The American people are suckers for every trick that comes down the pick, and will fall for anything and stand for nothing.

The TARP has so far committed the following funding:
AIG $40 billion
JP Morgan $25 billion
Citigroup $25 billion
Wells Fargo $25 billion
Bank of America $15 billion
Merrill Lynch $10 billion
Goldman Sachs $10 billion
Morgan Stanley $10 billion
PNC Financial Services $7.7 billion
Bank of New York Mellon $3 billion
State Street Corp $2 billion
Capital One Financial $3.55 billion
Fifth Third Bancorp $3.45 billion
Regions Financial $3.5 billion
SunTrust Banks $3.5 billion
BB&T Corp $3.1 billion
KeyCorp $2.5 billion
Comerica $2.25 billion
Marshall & Ilsley Corp $1.7 billion
Northern Trust Corp $1.5 billion
Huntington Bancshares $1.4 billion
Zions Bancorp $1.4 billion
First Horizon National $866 million
City National Corp $395 million
Valley National Bancorp $330 million
UCBH Holdings Inc $298 million
Umpqua Holdings Corp $214 million
Washington Federal $200 million
First Niagara Financial $186 million
HF Financial Corp $25 million
Bank of Commerce $17 million

TOTAL: $203.08 billion

INSURANCE COMPANIES

In addition to the TARP program's $40 billion capital injection into AIG, the Federal Reserve is providing the company with up to $112.5 billion in separate loans and funds for asset purchases. Aid to the huge insurance company came after counterparties and rating downgrades forced AIG to post large amounts of collateral for its credit derivatives positions.

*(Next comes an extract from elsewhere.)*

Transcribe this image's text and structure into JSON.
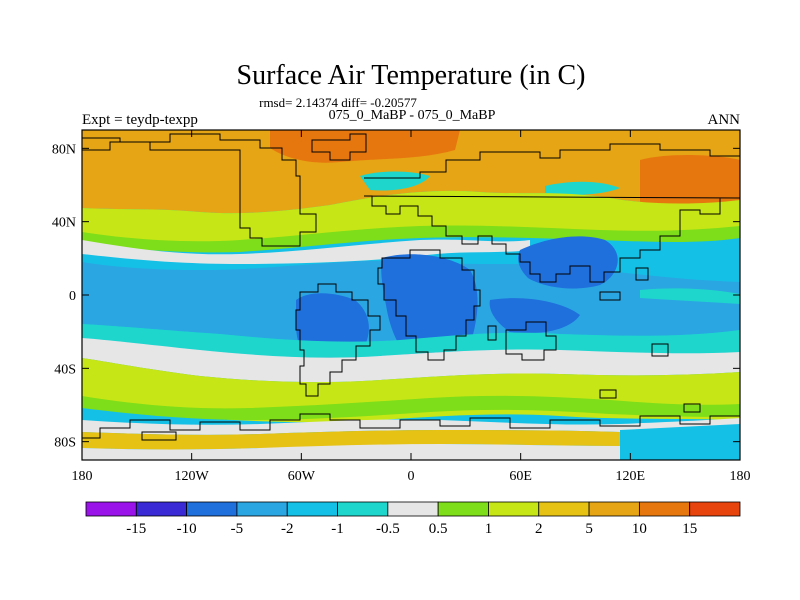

Some other insurers are interested in cash infusions, but must own a thrift or bank in order to qualify under the terms of Treasury's current capital injection program.

BANKS, LENDERS

The TARP program set a November 14 deadline for smaller banks to apply for capital injection funds remaining in the pool of $250 billion. The deadline will be extended for non-publicly traded banks.

The government's preferred shares will pay dividends of 5 percent annually for the first five years and 9 percent after that until the institution repurchases them. Participating banks must comply with Treasury restrictions on executive compensation, which limit tax deductibility of senior executive pay to $500,000. They require bonuses to be "clawed back" if earnings statements or gains are later proven to be materially inaccurate and prohibit "golden parachute" payments to senior executives.

OTHER COMPANIES

Struggling automakers General Motors Corp, Ford Motor Co and Chrysler LLC have requested tens of billions of dollars in Treasury aid under TARP. However, the Bush administration says the TARP program was designed by Congress to help the financial service sector, not the auto industry.

REMAINING TARP MONEY

The remaining $350 billion in TARP funding can be accessed only after the White House formally notifies Congress. U.S. House Financial Services Chairman Barney Frank has said that if the initial banks participating in the program do not use the money for lending, Congress could block authorization of the final funding.